Was wie eine Verbesserung des Lebensstils aussieht, kann schnell zu einem finanziellen Rückschlag werden.

Die IFICI-Realität

Portugal hat eine Ersatzregelung - bekannt als IFICI / NHR 2.0 - eingeführt, die hochqualifizierte Fachkräfte und Innovatoren anziehen soll. Die Firma betont, dass der Zugang zu dieser Regelung zwar durchaus möglich ist, dass sie aber viel gezielter als die NHR konzipiert wurde. Die Firma hat auch ein Tool zur Überprüfung der IFICI-Förderfähigkeit entwickelt und wird in Kürze ein kostenloses Webinar veranstalten , um zu erklären, wie IFICI für digitale Nomaden funktioniert.

Entscheidend ist, dass viele digitale Nomaden davon ausgehen, dass sie sich einfach dadurch qualifizieren, dass sie ferngesteuert arbeiten oder gut verdienen - eine Annahme, die das Unternehmen als gefährlich" bezeichnet.

"Die Qualifikation für IFICI erfolgt nicht einfach dadurch, dass jemand gut darin ist, Code zu schreiben oder ein Startup aufzubauen", heißt es in der Mitteilung.

Ein schrumpfender Spielraum für Fehler

Eines der größten Risiken ist das Timing.

Die Firma warnt davor, dass das Versäumnis, die eigene Steuerposition von Anfang an richtig zu strukturieren, den Zugang zu vorteilhaften Regelungen dauerhaft gefährden kann - und zwar nicht nur für ein einziges Jahr, sondern möglicherweise für den gesamten zehnjährigen Begünstigungszeitraum.

Gleichzeitig zieht das portugiesische Visum für digitale Nomaden (D8) weiterhin Fernarbeitskräfte an, von denen viele nach einem Aufenthalt von mehr als 183 Tagen im Land steuerlich ansässig werden, was die volle Besteuerung des weltweiten Einkommens auslöst.

Dadurch entsteht eine Diskrepanz zwischen Einwanderungsplanung und Steuerplanung - mit kostspieligen Folgen.

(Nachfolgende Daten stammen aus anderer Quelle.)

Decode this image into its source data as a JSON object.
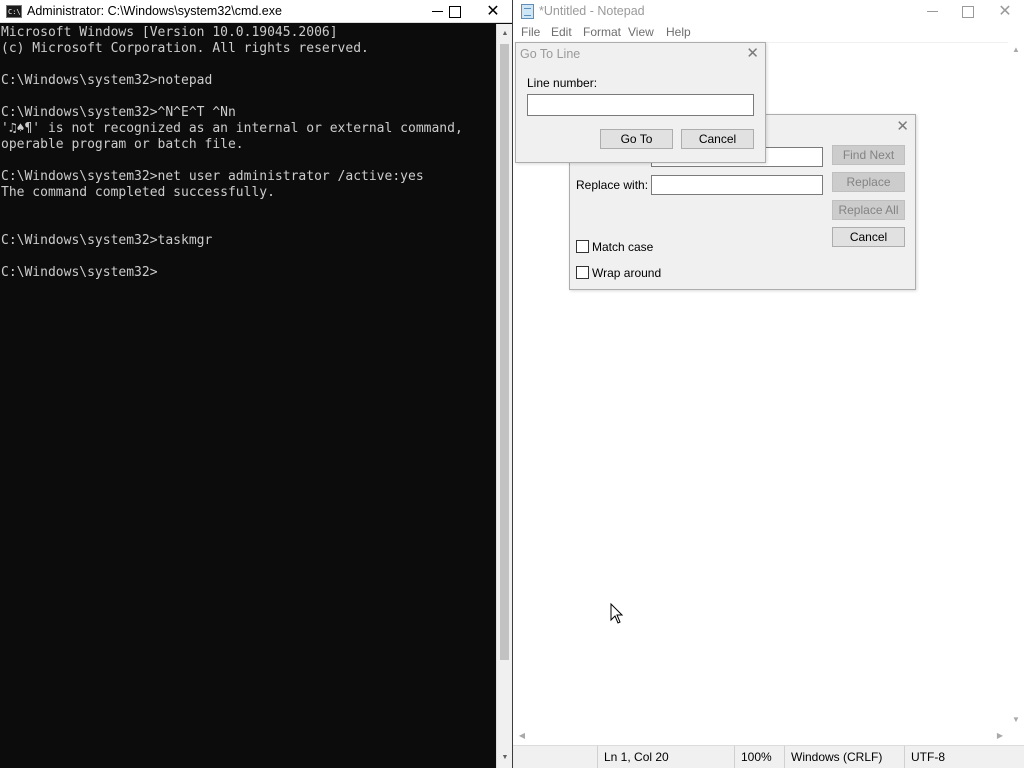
{
  "cmd": {
    "title": "Administrator: C:\\Windows\\system32\\cmd.exe",
    "icon_label": "C:\\",
    "controls": {
      "minimize": "",
      "maximize": "",
      "close": "✕"
    },
    "lines": [
      "Microsoft Windows [Version 10.0.19045.2006]",
      "(c) Microsoft Corporation. All rights reserved.",
      "",
      "C:\\Windows\\system32>notepad",
      "",
      "C:\\Windows\\system32>^N^E^T ^Nn",
      "'♫♠¶' is not recognized as an internal or external command,",
      "operable program or batch file.",
      "",
      "C:\\Windows\\system32>net user administrator /active:yes",
      "The command completed successfully.",
      "",
      "",
      "C:\\Windows\\system32>taskmgr",
      "",
      "C:\\Windows\\system32>"
    ],
    "scroll_up": "▲",
    "scroll_down": "▼"
  },
  "notepad": {
    "title": "*Untitled - Notepad",
    "controls": {
      "minimize": "",
      "maximize": "",
      "close": "✕"
    },
    "menu": {
      "file": "File",
      "edit": "Edit",
      "format": "Format",
      "view": "View",
      "help": "Help"
    },
    "scroll": {
      "up": "▲",
      "down": "▼",
      "left": "◀",
      "right": "▶"
    },
    "status": {
      "position": "Ln 1, Col 20",
      "zoom": "100%",
      "line_ending": "Windows (CRLF)",
      "encoding": "UTF-8"
    }
  },
  "replace_dialog": {
    "close": "✕",
    "replace_with_label": "Replace with:",
    "find_value": "",
    "replace_value": "",
    "find_next": "Find Next",
    "replace": "Replace",
    "replace_all": "Replace All",
    "cancel": "Cancel",
    "match_case": "Match case",
    "wrap_around": "Wrap around"
  },
  "goto_dialog": {
    "title": "Go To Line",
    "close": "✕",
    "line_number_label": "Line number:",
    "line_number_value": "",
    "go_to": "Go To",
    "cancel": "Cancel"
  }
}
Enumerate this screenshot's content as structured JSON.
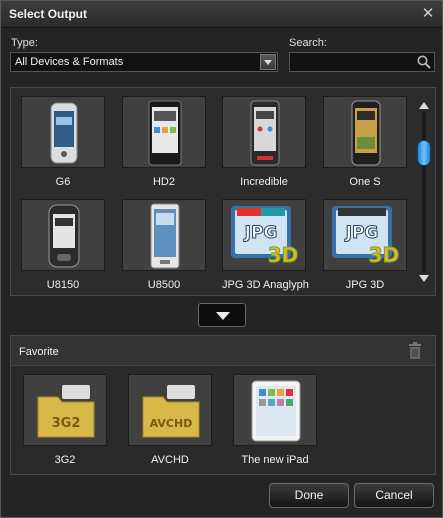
{
  "window": {
    "title": "Select Output"
  },
  "type": {
    "label": "Type:",
    "selected": "All Devices & Formats"
  },
  "search": {
    "label": "Search:",
    "value": "",
    "placeholder": ""
  },
  "devices": [
    {
      "label": "G6",
      "icon": "phone-g6-icon"
    },
    {
      "label": "HD2",
      "icon": "phone-hd2-icon"
    },
    {
      "label": "Incredible",
      "icon": "phone-incredible-icon"
    },
    {
      "label": "One S",
      "icon": "phone-one-s-icon"
    },
    {
      "label": "U8150",
      "icon": "phone-u8150-icon"
    },
    {
      "label": "U8500",
      "icon": "phone-u8500-icon"
    },
    {
      "label": "JPG 3D Anaglyph",
      "icon": "jpg-3d-anaglyph-icon",
      "badge": "JPG",
      "badge2": "3D"
    },
    {
      "label": "JPG 3D",
      "icon": "jpg-3d-icon",
      "badge": "JPG",
      "badge2": "3D"
    }
  ],
  "favorite": {
    "title": "Favorite",
    "items": [
      {
        "label": "3G2",
        "icon": "folder-3g2-icon",
        "tag": "3G2"
      },
      {
        "label": "AVCHD",
        "icon": "folder-avchd-icon",
        "tag": "AVCHD"
      },
      {
        "label": "The new iPad",
        "icon": "ipad-icon"
      }
    ]
  },
  "buttons": {
    "done": "Done",
    "cancel": "Cancel"
  },
  "colors": {
    "accent": "#3a9bf0",
    "background": "#242424",
    "tile": "#404040"
  }
}
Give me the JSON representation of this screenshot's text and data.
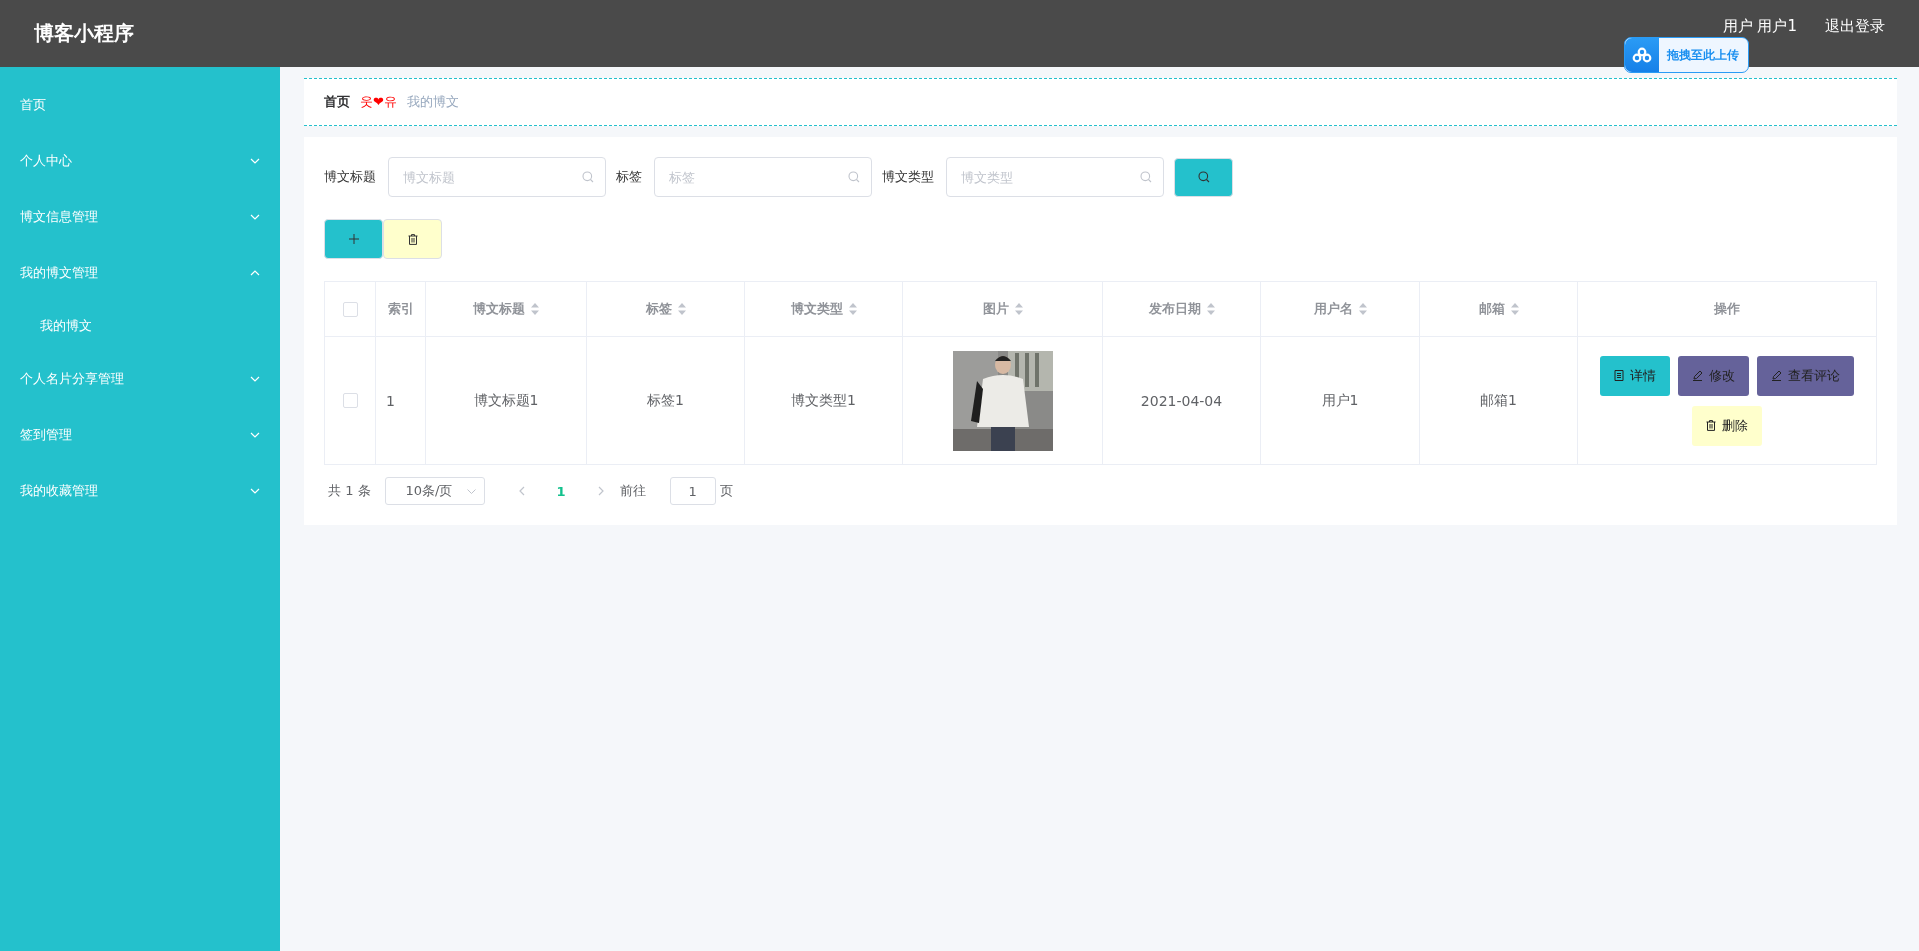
{
  "header": {
    "title": "博客小程序",
    "user": "用户 用户1",
    "logout": "退出登录",
    "upload_badge": "拖拽至此上传"
  },
  "sidebar": {
    "items": [
      {
        "label": "首页",
        "kind": "link"
      },
      {
        "label": "个人中心",
        "kind": "group",
        "expanded": false
      },
      {
        "label": "博文信息管理",
        "kind": "group",
        "expanded": false
      },
      {
        "label": "我的博文管理",
        "kind": "group",
        "expanded": true,
        "children": [
          {
            "label": "我的博文"
          }
        ]
      },
      {
        "label": "个人名片分享管理",
        "kind": "group",
        "expanded": false
      },
      {
        "label": "签到管理",
        "kind": "group",
        "expanded": false
      },
      {
        "label": "我的收藏管理",
        "kind": "group",
        "expanded": false
      }
    ]
  },
  "breadcrumb": {
    "home": "首页",
    "separator": "웃❤유",
    "current": "我的博文"
  },
  "search": {
    "fields": [
      {
        "label": "博文标题",
        "placeholder": "博文标题"
      },
      {
        "label": "标签",
        "placeholder": "标签"
      },
      {
        "label": "博文类型",
        "placeholder": "博文类型"
      }
    ]
  },
  "table": {
    "columns": [
      {
        "label": "索引",
        "sortable": false
      },
      {
        "label": "博文标题",
        "sortable": true
      },
      {
        "label": "标签",
        "sortable": true
      },
      {
        "label": "博文类型",
        "sortable": true
      },
      {
        "label": "图片",
        "sortable": true
      },
      {
        "label": "发布日期",
        "sortable": true
      },
      {
        "label": "用户名",
        "sortable": true
      },
      {
        "label": "邮箱",
        "sortable": true
      },
      {
        "label": "操作",
        "sortable": false
      }
    ],
    "header_checked": false,
    "rows": [
      {
        "checked": false,
        "cells": [
          "1",
          "博文标题1",
          "标签1",
          "博文类型1",
          {
            "kind": "picture"
          },
          "2021-04-04",
          "用户1",
          "邮箱1"
        ],
        "actions": [
          {
            "label": "详情",
            "kind": "detail"
          },
          {
            "label": "修改",
            "kind": "edit"
          },
          {
            "label": "查看评论",
            "kind": "edit"
          },
          {
            "label": "删除",
            "kind": "delete"
          }
        ]
      }
    ]
  },
  "pagination": {
    "total": "共 1 条",
    "page_size": "10条/页",
    "pages": [
      {
        "label": "1",
        "selected": true
      }
    ],
    "goto_label": "前往",
    "goto_value": "1",
    "goto_suffix": "页"
  }
}
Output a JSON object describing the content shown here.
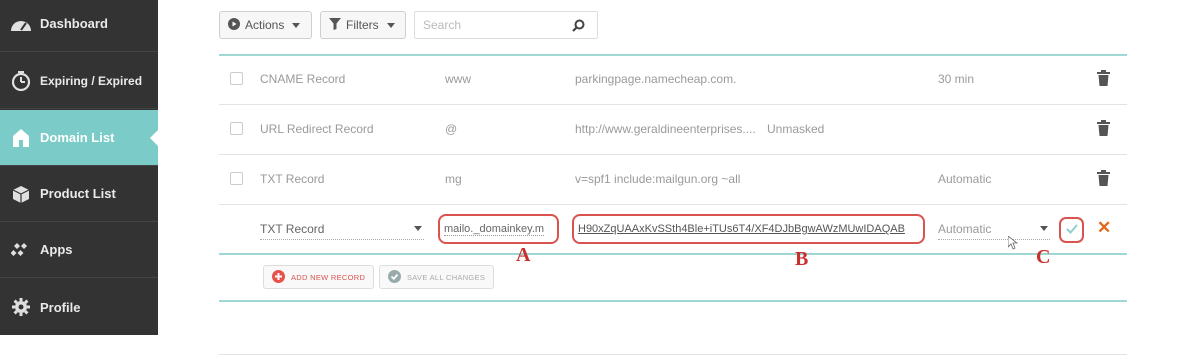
{
  "sidebar": {
    "items": [
      {
        "label": "Dashboard",
        "icon": "dashboard-icon"
      },
      {
        "label": "Expiring / Expired",
        "icon": "timer-icon"
      },
      {
        "label": "Domain List",
        "icon": "house-icon",
        "active": true
      },
      {
        "label": "Product List",
        "icon": "box-icon"
      },
      {
        "label": "Apps",
        "icon": "apps-icon"
      },
      {
        "label": "Profile",
        "icon": "gear-icon"
      }
    ]
  },
  "toolbar": {
    "actions_label": "Actions",
    "filters_label": "Filters",
    "search_placeholder": "Search"
  },
  "records": [
    {
      "type": "CNAME Record",
      "host": "www",
      "value": "parkingpage.namecheap.com.",
      "ttl": "30 min"
    },
    {
      "type": "URL Redirect Record",
      "host": "@",
      "value": "http://www.geraldineenterprises....",
      "extra": "Unmasked",
      "ttl": ""
    },
    {
      "type": "TXT Record",
      "host": "mg",
      "value": "v=spf1 include:mailgun.org ~all",
      "ttl": "Automatic"
    }
  ],
  "edit_row": {
    "type": "TXT Record",
    "host": "mailo._domainkey.m",
    "value": "H90xZqUAAxKvSSth4Ble+iTUs6T4/XF4DJbBgwAWzMUwIDAQAB",
    "ttl": "Automatic"
  },
  "actions": {
    "add_label": "ADD NEW RECORD",
    "save_all_label": "SAVE ALL CHANGES"
  },
  "callouts": {
    "a": "A",
    "b": "B",
    "c": "C"
  },
  "colors": {
    "sidebar_bg": "#333333",
    "active_teal": "#7bcbc8",
    "highlight_red": "#d9534f",
    "add_red": "#e8504a"
  }
}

Von 70 % auf sehr günstige Steuern - aber nur mit Planung

Trotz der Warnungen betont die Kanzlei, dass Portugal bei richtiger Strukturierung immer noch sehr steuergünstig sein kann.

Mit der richtigen Planung können die effektiven Steuersätze erheblich gesenkt werden - aber nur durch frühzeitige, koordinierte Rechts- und Steuerberatung.

Die Botschaft ist klar: Die Möglichkeiten bleiben bestehen, aber der Spielraum für Fehler hat sich drastisch verringert.

"Wir müssen mit Ihnen gleichziehen"

Der Ton der Warnung ist ungewöhnlich direkt für eine professionelle Beratungsfirma.

"Wir müssen Ihnen die Augen öffnen", schreibt das Unternehmen und fordert die digitalen Nomaden auf, nicht mehr davon auszugehen, dass Portugal ein einfaches Niedrigsteuerland bleibt.

Stattdessen wird das derzeitige Umfeld als eines beschrieben, das eine überlegte Strategie erfordert - und keine Improvisation.

Für eine Bevölkerungsgruppe, die es gewohnt ist, sich schnell zu bewegen und spontan zu optimieren, könnte dies die schwierigste aller Anpassungen sein.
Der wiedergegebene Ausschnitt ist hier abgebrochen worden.